How TestWheel Closes Gaps in Playwright Testing
Playwright is a great engine, but it becomes a problem when teams try to turn it into a full QA platform. This is where an AI-powered tool like TestWheel can do the heavy lifting around scale, maintenance, and visibility. You don’t even have to abandon your current test automation efforts.
AI Self-Healing for UI tests
This AI-powered, no-code platform can automate tests for web, APIs, mobile apps, and performance/load from a single place. It offers self-healing locators that automatically adapt when the UI changes, reducing the locator-maintenance grind.
Instead of chasing broken selectors, testers can focus on expanding coverage and refining scenarios, particularly across non-UI layers.

Plain English AI Test Authoring
You can write test cases in plain English, with natural language prompts and templates. The AI assistant turns them into runnable automated tests.

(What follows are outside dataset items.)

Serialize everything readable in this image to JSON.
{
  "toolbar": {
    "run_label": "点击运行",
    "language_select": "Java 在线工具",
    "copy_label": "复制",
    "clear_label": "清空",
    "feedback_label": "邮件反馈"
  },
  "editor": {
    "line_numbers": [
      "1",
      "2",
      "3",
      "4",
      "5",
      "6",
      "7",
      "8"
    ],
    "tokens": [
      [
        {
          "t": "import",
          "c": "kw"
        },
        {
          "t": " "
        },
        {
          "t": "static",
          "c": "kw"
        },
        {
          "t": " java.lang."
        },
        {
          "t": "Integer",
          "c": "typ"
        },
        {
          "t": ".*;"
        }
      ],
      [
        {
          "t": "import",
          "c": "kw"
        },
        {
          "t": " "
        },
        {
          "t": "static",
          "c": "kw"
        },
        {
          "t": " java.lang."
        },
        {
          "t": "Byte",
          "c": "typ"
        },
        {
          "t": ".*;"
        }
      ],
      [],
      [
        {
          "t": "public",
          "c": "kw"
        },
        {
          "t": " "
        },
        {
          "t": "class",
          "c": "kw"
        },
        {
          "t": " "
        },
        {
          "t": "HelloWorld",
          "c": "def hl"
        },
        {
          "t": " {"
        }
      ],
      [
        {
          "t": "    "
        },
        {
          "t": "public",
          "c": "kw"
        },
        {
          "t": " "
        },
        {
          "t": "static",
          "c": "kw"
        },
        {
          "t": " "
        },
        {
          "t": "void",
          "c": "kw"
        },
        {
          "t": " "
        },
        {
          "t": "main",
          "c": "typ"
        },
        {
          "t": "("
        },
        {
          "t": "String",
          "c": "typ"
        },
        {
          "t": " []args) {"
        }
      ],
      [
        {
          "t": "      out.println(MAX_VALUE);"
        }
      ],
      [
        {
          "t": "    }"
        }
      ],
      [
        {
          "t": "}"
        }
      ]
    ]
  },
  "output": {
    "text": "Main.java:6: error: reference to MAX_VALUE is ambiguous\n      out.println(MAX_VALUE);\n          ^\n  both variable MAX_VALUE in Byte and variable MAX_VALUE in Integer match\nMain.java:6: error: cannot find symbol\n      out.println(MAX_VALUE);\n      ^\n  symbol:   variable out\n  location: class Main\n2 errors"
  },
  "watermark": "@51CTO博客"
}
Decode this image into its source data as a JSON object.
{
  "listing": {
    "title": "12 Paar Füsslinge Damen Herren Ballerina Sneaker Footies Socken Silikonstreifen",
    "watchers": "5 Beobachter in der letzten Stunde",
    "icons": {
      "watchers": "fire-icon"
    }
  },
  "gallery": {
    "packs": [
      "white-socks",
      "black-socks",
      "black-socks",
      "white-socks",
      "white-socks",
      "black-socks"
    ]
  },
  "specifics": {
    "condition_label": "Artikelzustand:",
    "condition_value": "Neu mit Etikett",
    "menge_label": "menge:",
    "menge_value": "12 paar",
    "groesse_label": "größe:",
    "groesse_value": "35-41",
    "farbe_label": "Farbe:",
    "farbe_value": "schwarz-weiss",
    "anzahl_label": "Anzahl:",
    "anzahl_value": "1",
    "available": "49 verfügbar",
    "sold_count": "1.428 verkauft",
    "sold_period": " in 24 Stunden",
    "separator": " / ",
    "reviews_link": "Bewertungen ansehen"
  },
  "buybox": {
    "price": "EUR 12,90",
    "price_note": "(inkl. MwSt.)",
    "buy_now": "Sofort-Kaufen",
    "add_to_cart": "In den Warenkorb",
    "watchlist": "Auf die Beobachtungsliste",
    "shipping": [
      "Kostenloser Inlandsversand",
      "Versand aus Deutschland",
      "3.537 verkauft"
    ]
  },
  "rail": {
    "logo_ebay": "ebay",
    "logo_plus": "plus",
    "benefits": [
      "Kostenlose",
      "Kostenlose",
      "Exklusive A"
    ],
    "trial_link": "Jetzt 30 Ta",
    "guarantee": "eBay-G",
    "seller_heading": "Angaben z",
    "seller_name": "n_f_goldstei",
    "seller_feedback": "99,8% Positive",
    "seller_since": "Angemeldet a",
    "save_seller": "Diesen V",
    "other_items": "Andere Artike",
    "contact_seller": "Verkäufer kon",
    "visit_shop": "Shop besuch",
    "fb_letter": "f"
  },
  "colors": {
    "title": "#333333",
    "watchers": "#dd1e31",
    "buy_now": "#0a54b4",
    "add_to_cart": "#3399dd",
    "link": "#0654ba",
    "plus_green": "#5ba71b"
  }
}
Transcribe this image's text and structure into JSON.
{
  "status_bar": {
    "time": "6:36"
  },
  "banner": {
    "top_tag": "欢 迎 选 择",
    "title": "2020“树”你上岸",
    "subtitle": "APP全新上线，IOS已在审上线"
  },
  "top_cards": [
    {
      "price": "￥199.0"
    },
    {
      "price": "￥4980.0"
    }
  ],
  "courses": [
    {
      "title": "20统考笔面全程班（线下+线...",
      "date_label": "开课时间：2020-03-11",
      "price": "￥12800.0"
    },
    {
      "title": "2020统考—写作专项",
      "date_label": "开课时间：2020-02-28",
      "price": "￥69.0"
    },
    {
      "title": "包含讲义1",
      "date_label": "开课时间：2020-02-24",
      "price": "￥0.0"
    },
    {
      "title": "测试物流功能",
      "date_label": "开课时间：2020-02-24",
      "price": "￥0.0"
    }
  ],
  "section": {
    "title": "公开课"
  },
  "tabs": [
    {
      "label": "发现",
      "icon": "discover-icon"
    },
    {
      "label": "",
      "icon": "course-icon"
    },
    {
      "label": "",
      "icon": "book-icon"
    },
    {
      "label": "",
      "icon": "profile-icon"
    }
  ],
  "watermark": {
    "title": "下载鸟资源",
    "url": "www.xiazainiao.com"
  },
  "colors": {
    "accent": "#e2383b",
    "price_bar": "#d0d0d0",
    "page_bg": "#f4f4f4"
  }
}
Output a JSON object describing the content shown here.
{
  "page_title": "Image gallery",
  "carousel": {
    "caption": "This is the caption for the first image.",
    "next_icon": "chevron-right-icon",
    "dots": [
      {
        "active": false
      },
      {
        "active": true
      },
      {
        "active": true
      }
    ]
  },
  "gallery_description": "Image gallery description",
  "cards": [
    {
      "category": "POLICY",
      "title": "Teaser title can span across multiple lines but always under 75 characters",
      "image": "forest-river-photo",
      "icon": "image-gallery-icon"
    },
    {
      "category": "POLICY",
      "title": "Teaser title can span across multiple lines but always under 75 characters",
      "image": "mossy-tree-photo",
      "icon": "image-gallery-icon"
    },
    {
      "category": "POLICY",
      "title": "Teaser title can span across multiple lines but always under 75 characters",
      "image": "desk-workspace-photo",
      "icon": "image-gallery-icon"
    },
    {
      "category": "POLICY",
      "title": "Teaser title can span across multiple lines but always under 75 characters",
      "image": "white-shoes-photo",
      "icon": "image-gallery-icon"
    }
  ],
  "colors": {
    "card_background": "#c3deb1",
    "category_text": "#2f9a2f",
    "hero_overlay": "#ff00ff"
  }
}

TestWheel AI can also generate WebDriver-style scripts in Java, Python, or JavaScript, including setup, actions, and assertions. Non-coders can describe behavior, and engineers still get proper code they can review, version, and extend. No need to maintain every new Playwright spec file.
Agentic AI Software Testing
TestWheel offers unified AI-enhanced runtime sequences with versioned runs and a policy engine dictating whether AI suggestions are auto-applied or held for human review. The platform keeps audit trails, automates routine fixes, and runs high-impact changes only after approval.
TestWheel’s AI participates across the ongoing lifecycle: stabilizing locators, learning from previous runs, and keeping large suites with minimal automation debt.
Unified Dashboards and Analytics
Playwright projects usually scatter results across repos and CI logs. TestWheel carries in-built QA dashboards, centralized test strategy management, real-time reporting/analytics, and robust CI/CD integration. The AI architecture also focuses on capturing traces, logs, screenshots, and timings. QAs can get a more complete picture of:
- how tests are automating across web, API, mobile, and performance.
- the app areas that are flaky vs genuinely risky.
- possible areas to dedicate new test efforts.
To summarize, testers no longer have to hand-roll dashboards on top of managing test results. TestWheel offers a single, AI-aware view of software quality status.
Everything Playwright Gives You + Way More + Codeless with TestWheel
Playwright automation testing is fast, modern, and perfectly fine when your test suites are not in the thousands. But as your app expands and test responsibilities shift, your team will notice the lack of orchestration, governance, and guardrails to keep large-scale test automation from breaking under its own bloat.
TestWheel, enhanced with Agentic AI, is designed to amplify the benefits of Playwright testing, not replace it. It layers open-source automation with intelligence, adaptability, and visibility needed by modern QA teams.
It makes automation accessible to people who understand the product deeply, even if they don’t understand TypeScript deeply. Tests evolve with your application instead of becoming obsolete anytime the UI team updates a component library.
If your Playwright setup is starting to feel like it’s suffocating under bash scripts, dashboards, and late-night locator fixes, TestWheel could be the way ahead.